Suddenly he felt a sting on his face. When he opened his eyes, a paramedic commanded him to stay awake or he would die. His hatred was all that kept him alive.
The real fight
His body healed, but his emotions didn’t. He plotted revenge every day. Members of the youth group from his mother’s church came and prayed over him. Later they invited him to a retreat. It was here that JC discovered how much Jesus loved him, and he wanted that love — love that would last forever. He asked for forgiveness and became a new person in Christ and a part of the family of God. Then the real fight began.
He didn’t want to kill his enemies anymore, but his drug addictions were severe. He would go to church and then go home and do drugs. He didn’t know how to stop. Added to this, when he refused to return to his old gang, they wanted him dead, as did the rival gang. To escape fighting, JC left for another town where he was confronted by yet another gang. While defending himself, he was arrested. Miraculously, he was released shortly afterward. After returning home, he got on his knees and for hours thanked God for delivering him. JC finally surrendered everything to the Lord. Addiction was never a problem again.

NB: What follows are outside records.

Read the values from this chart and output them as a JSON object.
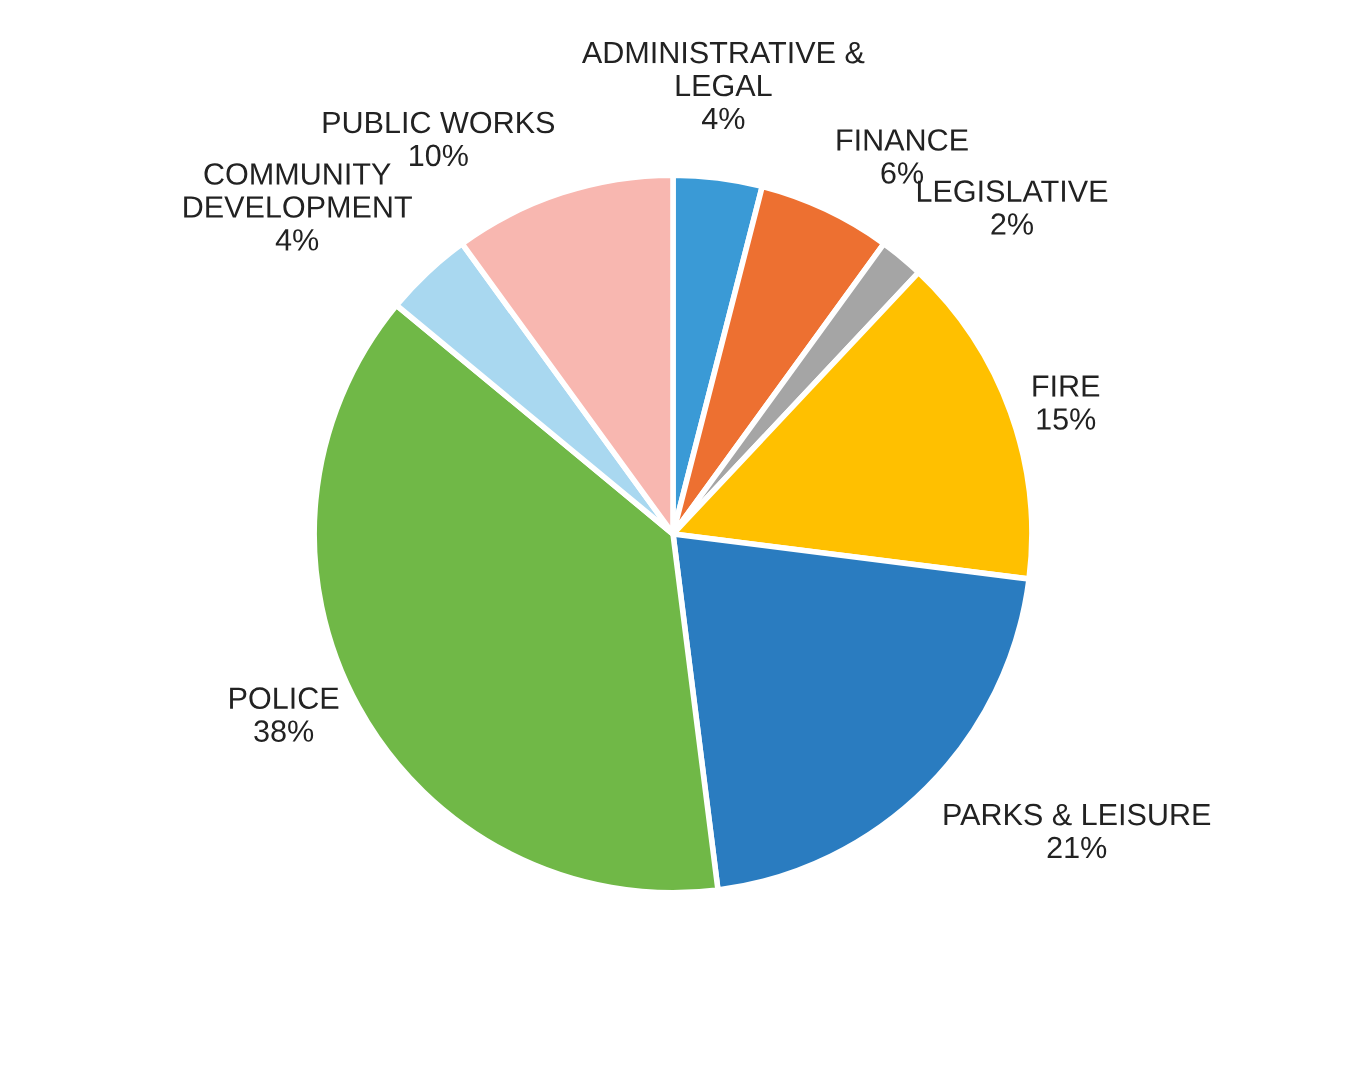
{
  "chart_data": {
    "type": "pie",
    "categories": [
      "ADMINISTRATIVE &\nLEGAL",
      "FINANCE",
      "LEGISLATIVE",
      "FIRE",
      "PARKS & LEISURE",
      "POLICE",
      "COMMUNITY\nDEVELOPMENT",
      "PUBLIC WORKS"
    ],
    "values": [
      4,
      6,
      2,
      15,
      21,
      38,
      4,
      10
    ],
    "value_labels": [
      "4%",
      "6%",
      "2%",
      "15%",
      "21%",
      "38%",
      "4%",
      "10%"
    ],
    "colors": [
      "#3a9ad6",
      "#ed7031",
      "#a5a5a5",
      "#ffc000",
      "#2a7cc0",
      "#70b847",
      "#a9d8f0",
      "#f8b7b0"
    ],
    "legend": false
  }
}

JC expressed it this way, “The word of God became my refuge and Jesus Christ became my purpose. For the first time in my life, I felt complete. I read through the New Testament in one month and basked in His love. I used to risk my life for dumb reasons. I am now willing to risk it all for Him, because He risked it all for me.”
On a mission
Enter ANM partners Donald and Becky Kamese. In 2014, this couple left San Pedro, Mexico, to begin a work in a part of Mexico that missiologists call “The Circle of Silence.” It is so named because the influence of the gospel has had little impact there. Less than one percent of the people in this region are evangelical Christians.

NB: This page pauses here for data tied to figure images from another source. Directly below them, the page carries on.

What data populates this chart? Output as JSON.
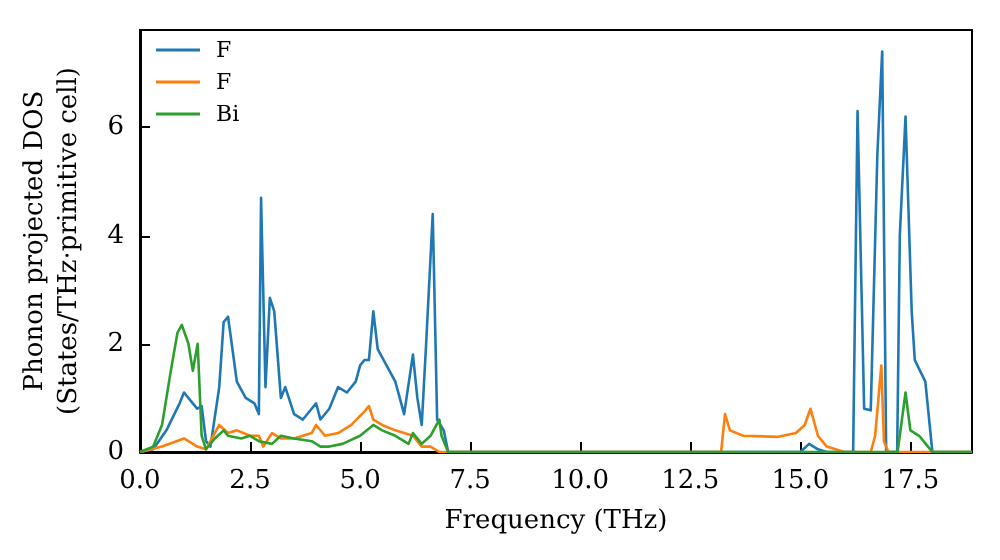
{
  "chart_data": {
    "type": "line",
    "xlabel": "Frequency (THz)",
    "ylabel": "Phonon projected DOS\n(States/THz·primitive cell)",
    "xlim": [
      0,
      18.9
    ],
    "ylim": [
      0,
      7.8
    ],
    "xticks": [
      {
        "value": 0,
        "label": "0.0"
      },
      {
        "value": 2.5,
        "label": "2.5"
      },
      {
        "value": 5,
        "label": "5.0"
      },
      {
        "value": 7.5,
        "label": "7.5"
      },
      {
        "value": 10,
        "label": "10.0"
      },
      {
        "value": 12.5,
        "label": "12.5"
      },
      {
        "value": 15,
        "label": "15.0"
      },
      {
        "value": 17.5,
        "label": "17.5"
      }
    ],
    "yticks": [
      0,
      2,
      4,
      6
    ],
    "grid": false,
    "legend": "top left",
    "marker": "none",
    "line_style": "solid",
    "series": [
      {
        "name": "F",
        "color": "#1f77b4",
        "x": [
          0,
          0.3,
          0.6,
          0.9,
          1.0,
          1.2,
          1.3,
          1.4,
          1.5,
          1.6,
          1.8,
          1.9,
          2.0,
          2.2,
          2.4,
          2.6,
          2.7,
          2.75,
          2.85,
          2.95,
          3.05,
          3.2,
          3.3,
          3.5,
          3.7,
          3.9,
          4.0,
          4.1,
          4.3,
          4.5,
          4.7,
          4.9,
          5.0,
          5.1,
          5.2,
          5.3,
          5.4,
          5.6,
          5.8,
          5.9,
          6.0,
          6.2,
          6.3,
          6.4,
          6.5,
          6.65,
          6.75,
          6.9,
          7.0,
          15.0,
          15.2,
          15.4,
          15.6,
          16.2,
          16.3,
          16.45,
          16.6,
          16.75,
          16.86,
          16.95,
          17.2,
          17.26,
          17.39,
          17.53,
          17.6,
          17.84,
          18.0,
          18.9
        ],
        "values": [
          0,
          0.05,
          0.4,
          0.9,
          1.1,
          0.9,
          0.8,
          0.85,
          0.2,
          0.1,
          1.2,
          2.4,
          2.5,
          1.3,
          1.0,
          0.9,
          0.7,
          4.7,
          1.2,
          2.85,
          2.6,
          1.0,
          1.2,
          0.7,
          0.6,
          0.8,
          0.9,
          0.6,
          0.8,
          1.2,
          1.1,
          1.3,
          1.6,
          1.7,
          1.7,
          2.6,
          1.9,
          1.6,
          1.3,
          1.0,
          0.7,
          1.8,
          1.0,
          0.5,
          2.0,
          4.4,
          0.6,
          0.4,
          0,
          0,
          0.15,
          0.05,
          0,
          0,
          6.3,
          0.8,
          0.77,
          5.5,
          7.4,
          0,
          0,
          4.0,
          6.2,
          2.6,
          1.7,
          1.3,
          0,
          0
        ]
      },
      {
        "name": "F",
        "color": "#ff7f0e",
        "x": [
          0,
          0.5,
          1.0,
          1.3,
          1.5,
          1.8,
          2.0,
          2.2,
          2.5,
          2.7,
          2.8,
          3.0,
          3.2,
          3.5,
          3.9,
          4.0,
          4.2,
          4.5,
          4.8,
          5.1,
          5.2,
          5.3,
          5.5,
          5.8,
          6.0,
          6.2,
          6.4,
          6.6,
          6.8,
          13.2,
          13.29,
          13.4,
          13.7,
          14.5,
          14.9,
          15.1,
          15.23,
          15.4,
          15.6,
          16.0,
          16.6,
          16.7,
          16.84,
          16.9,
          17.0,
          18.9
        ],
        "values": [
          0,
          0.1,
          0.25,
          0.1,
          0.05,
          0.5,
          0.35,
          0.4,
          0.3,
          0.3,
          0.1,
          0.35,
          0.25,
          0.25,
          0.35,
          0.5,
          0.3,
          0.35,
          0.5,
          0.75,
          0.85,
          0.6,
          0.5,
          0.4,
          0.35,
          0.3,
          0.1,
          0.1,
          0,
          0,
          0.7,
          0.4,
          0.3,
          0.28,
          0.35,
          0.5,
          0.8,
          0.3,
          0.1,
          0,
          0,
          0.3,
          1.6,
          0.2,
          0,
          0
        ]
      },
      {
        "name": "Bi",
        "color": "#2ca02c",
        "x": [
          0,
          0.3,
          0.5,
          0.7,
          0.85,
          0.95,
          1.1,
          1.2,
          1.31,
          1.4,
          1.5,
          1.7,
          1.9,
          2.0,
          2.3,
          2.5,
          2.7,
          3.0,
          3.2,
          3.5,
          3.9,
          4.1,
          4.3,
          4.6,
          5.0,
          5.3,
          5.5,
          5.8,
          6.1,
          6.2,
          6.4,
          6.6,
          6.8,
          6.85,
          7.0,
          17.21,
          17.39,
          17.5,
          17.7,
          17.9,
          18.0,
          18.9
        ],
        "values": [
          0,
          0.1,
          0.5,
          1.5,
          2.2,
          2.35,
          2.0,
          1.5,
          2.0,
          0.3,
          0.05,
          0.25,
          0.4,
          0.3,
          0.25,
          0.3,
          0.2,
          0.15,
          0.3,
          0.25,
          0.2,
          0.1,
          0.1,
          0.15,
          0.3,
          0.5,
          0.4,
          0.3,
          0.15,
          0.35,
          0.15,
          0.3,
          0.6,
          0.3,
          0,
          0,
          1.1,
          0.4,
          0.3,
          0.1,
          0,
          0
        ]
      }
    ]
  }
}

JC heard about Donald and Becky and went to a gathering at their house. He returned often to talk to them and ask questions. Recognizing JC’s passion, Donald and Becky continued to invest in his life. Through a program called “Train the Trainers,” they discipled him through Bible stories. The gospel came alive to JC through these Bible stories so he began telling others, including his former gang members. He even went to those who were in jail and to the families of those who had died. He just did what Donald and Becky had done with him.

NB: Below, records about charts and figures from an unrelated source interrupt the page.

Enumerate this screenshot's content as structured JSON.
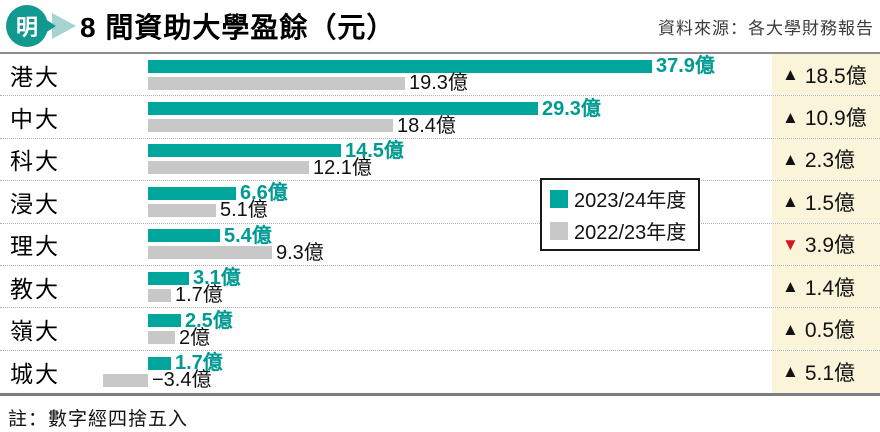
{
  "header": {
    "logo_char": "明",
    "title": "8 間資助大學盈餘（元）",
    "source": "資料來源：各大學財務報告"
  },
  "legend": {
    "items": [
      {
        "label": "2023/24年度",
        "color": "#00a69c"
      },
      {
        "label": "2022/23年度",
        "color": "#c8c8c8"
      }
    ]
  },
  "note": "註：數字經四捨五入",
  "colors": {
    "teal": "#00a69c",
    "teal_text": "#009a93",
    "gray": "#c8c8c8",
    "change_bg": "#faf5da",
    "up_triangle": "#111111",
    "down_triangle": "#d6171f"
  },
  "chart_data": {
    "type": "bar",
    "orientation": "horizontal",
    "title": "8 間資助大學盈餘（元）",
    "unit": "億",
    "value_range": [
      -4,
      38
    ],
    "legend_position": "middle-right",
    "categories": [
      "港大",
      "中大",
      "科大",
      "浸大",
      "理大",
      "教大",
      "嶺大",
      "城大"
    ],
    "series": [
      {
        "name": "2023/24年度",
        "values": [
          37.9,
          29.3,
          14.5,
          6.6,
          5.4,
          3.1,
          2.5,
          1.7
        ],
        "labels": [
          "37.9億",
          "29.3億",
          "14.5億",
          "6.6億",
          "5.4億",
          "3.1億",
          "2.5億",
          "1.7億"
        ]
      },
      {
        "name": "2022/23年度",
        "values": [
          19.3,
          18.4,
          12.1,
          5.1,
          9.3,
          1.7,
          2,
          -3.4
        ],
        "labels": [
          "19.3億",
          "18.4億",
          "12.1億",
          "5.1億",
          "9.3億",
          "1.7億",
          "2億",
          "−3.4億"
        ]
      }
    ],
    "changes": [
      {
        "dir": "up",
        "label": "18.5億"
      },
      {
        "dir": "up",
        "label": "10.9億"
      },
      {
        "dir": "up",
        "label": "2.3億"
      },
      {
        "dir": "up",
        "label": "1.5億"
      },
      {
        "dir": "down",
        "label": "3.9億"
      },
      {
        "dir": "up",
        "label": "1.4億"
      },
      {
        "dir": "up",
        "label": "0.5億"
      },
      {
        "dir": "up",
        "label": "5.1億"
      }
    ]
  }
}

JC also felt called to the Chichimecas, a poor indigenous people who live not far from JC’s home in a remote semi-arid area 7,000 feet above sea level. Most are farmers or field workers. Poverty has brought on the social problems of suicide, drug abuse, alcoholism, teen pregnancy, and witchcraft, but JC knew what could help and he began sharing the gospel.
Donald Kamese said, “It has been a journey of persistence for JC. For five years he shared Bible stories over and over again. Finally, one man understood and received Christ into his life. This man then invited his neighbors into his home and JC shared with them. Things began to change. For two years, JC has been shepherding 20-30 people. Then last year, seven members of his church gave up their idols and were publically baptized. Others were due to be baptized when the virus broke out.”
In Mexico the family is primary. Multiple generations live together and therefore unity is key. Men make the decisions so JC is training the fathers to be the trainers to their families. Using the Bible stories method, all ages can understand. Fathers are taking responsibility for the spiritual health and growth of their families and this has led to a multiplication of Bible studies. The gospel continues to spread.
JC writes, “God has used my foolishness, weakness, and low standing to bring me to Him. Now He has turned them into wisdom, strength, and has restored me into His family.”
He certainly identifies with 1 Corinthians 1:26–29: “Brothers and sisters, think of what you were when you were called. Not many of you were wise by human standards; not many were influential; not many were of noble birth. But God chose the foolish things of the world to shame the wise; God chose the weak things of the world to shame the strong. God chose the lowly things of this world and the despised things—and the things that are not — to nullify the things that are, so that no one may boast before Him.”